My First Period Was a Real Slap in the Face

There's no consensus on where the "Jewish menstrual slap" came from, but I don't think I'll be passing down this particular ritual.

Earlier this summer, my sister and I went to see the absolutely delightful “Are You There God? It’s Me, Margaret. In the car on the way home, in between figuring out how we were going to tell our mother we made the egregious error of seeing the movie without her, we reminisced about the first times we got our period, like the titular character. 

I’ve been getting my period for 19 years. If my period were a person, she would have already celebrated her bat mitzvah and Sweet 16 and is almost old enough to switch to alcoholic Shirley Temples. I know I have many more years of uterine lining to shed in my lifetime. But despite the almost two decades of cramps, skin breakouts and cries over my messy bun not being quite messy enough, no period has stuck out to me more than the very first one.

Like Margaret, I spent the early days of summer in middle school with nervous anticipation and jitters over heading away to summer camp and experiencing a changing body. My first period particularly sticks out not just because of the sheer novelty that it was the first one, but because it came just a little over a week into my very first summer at sleepaway camp. When I told my camp director I got my period, she slapped me in the face. Because Judaism. Apparently.

Let me set the scene: I returned to my bunk after a day of activities and went to take my allotted faster-than-you-can-say-shower camp shower. Upon pulling down my underwear, I found a brownish-red stain. My first thought was I sat in paint during arts and crafts and it somehow seeped through my pants, but I realized that probably made no sense. I went to my counselor and showed her the mysterious marking, and she told me I had gotten my period and took my stunned self to the infirmary.

Ironically, in the days before I left for camp, my mother had packed me with some pads and taught me how to use them, “just in case.” But I figured I wouldn’t need them — I was only 11! I hadn’t even finished the “American Girl” book yet. (IYKYK.)

On the way to the infirmary, I saw my camp director, who upon learning I got my period (we’re Jews, we tell everyone everything), slapped me in the face. A light slap. An excited slap with an accompanying “mazel tov!” Nothing to take legal action over. But a slap nonetheless. I don’t remember how I reacted (because really, how does one react upon sharing big news and getting immediately hit in the face without warning?) but I remember thinking, in whichever way it manifested in my 11-year-old brain, “uh, what the fuck?”

The nurse offered me whatever candy I wanted to — quite literally — soften the blow and let me call my mom from the landline, even though our one phone call of the summer wasn’t coming up for another week (we weren’t allowed to have our cell phones at camp). Luckily, my mom answered a call from an unknown number (can you imagine?) and when she said hello, I immediately burst into tears.

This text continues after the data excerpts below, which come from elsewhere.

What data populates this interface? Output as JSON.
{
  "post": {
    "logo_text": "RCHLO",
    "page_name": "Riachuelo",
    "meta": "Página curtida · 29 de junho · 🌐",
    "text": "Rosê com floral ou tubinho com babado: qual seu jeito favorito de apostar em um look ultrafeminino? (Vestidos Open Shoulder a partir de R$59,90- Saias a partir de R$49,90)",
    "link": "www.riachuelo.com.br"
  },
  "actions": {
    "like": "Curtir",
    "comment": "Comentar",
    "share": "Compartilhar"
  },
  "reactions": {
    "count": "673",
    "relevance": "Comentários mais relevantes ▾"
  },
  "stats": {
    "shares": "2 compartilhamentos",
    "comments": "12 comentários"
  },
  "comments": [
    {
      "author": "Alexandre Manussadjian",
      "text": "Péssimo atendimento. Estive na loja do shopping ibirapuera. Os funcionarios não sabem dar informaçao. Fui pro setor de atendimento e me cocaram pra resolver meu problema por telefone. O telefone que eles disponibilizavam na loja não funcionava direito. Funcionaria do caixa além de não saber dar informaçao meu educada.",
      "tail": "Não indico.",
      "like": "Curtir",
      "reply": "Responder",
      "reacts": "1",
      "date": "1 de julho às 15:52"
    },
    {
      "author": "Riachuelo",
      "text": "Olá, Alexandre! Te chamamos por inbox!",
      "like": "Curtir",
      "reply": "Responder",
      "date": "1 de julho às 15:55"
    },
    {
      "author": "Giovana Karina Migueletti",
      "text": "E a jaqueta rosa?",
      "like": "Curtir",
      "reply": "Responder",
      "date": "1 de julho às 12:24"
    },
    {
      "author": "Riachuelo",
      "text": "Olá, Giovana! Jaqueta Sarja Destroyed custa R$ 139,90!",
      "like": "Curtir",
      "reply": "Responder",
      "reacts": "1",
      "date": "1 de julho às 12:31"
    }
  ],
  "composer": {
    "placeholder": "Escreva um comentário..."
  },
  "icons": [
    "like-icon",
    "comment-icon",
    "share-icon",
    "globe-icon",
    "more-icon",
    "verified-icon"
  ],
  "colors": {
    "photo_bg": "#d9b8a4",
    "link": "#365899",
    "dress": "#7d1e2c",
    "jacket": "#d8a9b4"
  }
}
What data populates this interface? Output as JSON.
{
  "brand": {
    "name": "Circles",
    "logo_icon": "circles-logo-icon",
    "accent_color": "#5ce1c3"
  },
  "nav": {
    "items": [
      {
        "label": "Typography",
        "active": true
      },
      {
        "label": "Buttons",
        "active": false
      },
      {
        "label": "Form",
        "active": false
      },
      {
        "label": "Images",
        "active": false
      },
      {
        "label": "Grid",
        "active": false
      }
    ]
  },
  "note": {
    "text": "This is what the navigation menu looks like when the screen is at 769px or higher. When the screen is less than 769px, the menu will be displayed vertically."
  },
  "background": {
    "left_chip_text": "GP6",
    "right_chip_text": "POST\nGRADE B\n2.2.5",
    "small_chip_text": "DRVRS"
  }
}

“What’s wrong?” she asked, alarmed.

“I got my period,” I blubbered in response. At some point as she comforted me, she asked if someone slapped me.

I learned it was just a thing Jewish mothers — or, in this case, camp mothers — did. 

In the phone call I recently made to corroborate this story, my mother reiterated at least four times she would not have slapped me if it had happened at home, so I am writing that here for posterity. She also said her mother didn’t partake in the tradition, but she acknowledged it was something many other Jewish women did.

According to the Forward, as with many Jewish customs like breaking a glass under the chuppah, there is no real consensus on where the “menstrual slap” came from or what it is meant to symbolize. Some say that it’s to bring a quick rush of blood to the face, pulling it away from the lower abdomen and relieving a potentially heavy flows, wrote Tracy Puhl of GladRags. For Ritualwell, Rabbi Goldie Milgram wrote, “some say that upon bringing blood to her daughter’s cheeks, the mother would then give her a blessing for health and fertility, and a warning to guard her ‘gates’ against premarital entry.” (I’m guessing that’s not exactly what my camp director was going for.) On Ritualwell’s page about first menstruation, the introduction notes, “Many Jewish women recall being slapped across the face by their mothers when they began to menstruate. Whatever the explanation of this ritual, it has surely outlived its usefulness, if ever it had any.” In her column, Milgram suggested a bubble bath with soothing salts as an alternative, which sounds much better to me.

Other sources, like this article from Chabad, debunk the idea entirely that it is a Jewish custom at all. The tradition isn’t rooted in Jewish law or even entirely Jewish, writes Chanel Dubofsky for JTA, as it is a custom practiced by Jews who lived among cultures who also practiced it, including Greeks, Turks and Eastern Europeans. 

Wherever the tradition came from, I don’t think I will be participating in the future should I have a child who menstruates. It may have made for a memorable first period in my case, but as “Are You There God? It’s Me, Margaret” so deftly illustrates, being initiated into the club of menstruators is bound to be a pivotal moment in one’s life regardless. A verbal “mazel tov” and a comforting pint of Ben & Jerry’s should do the trick just fine.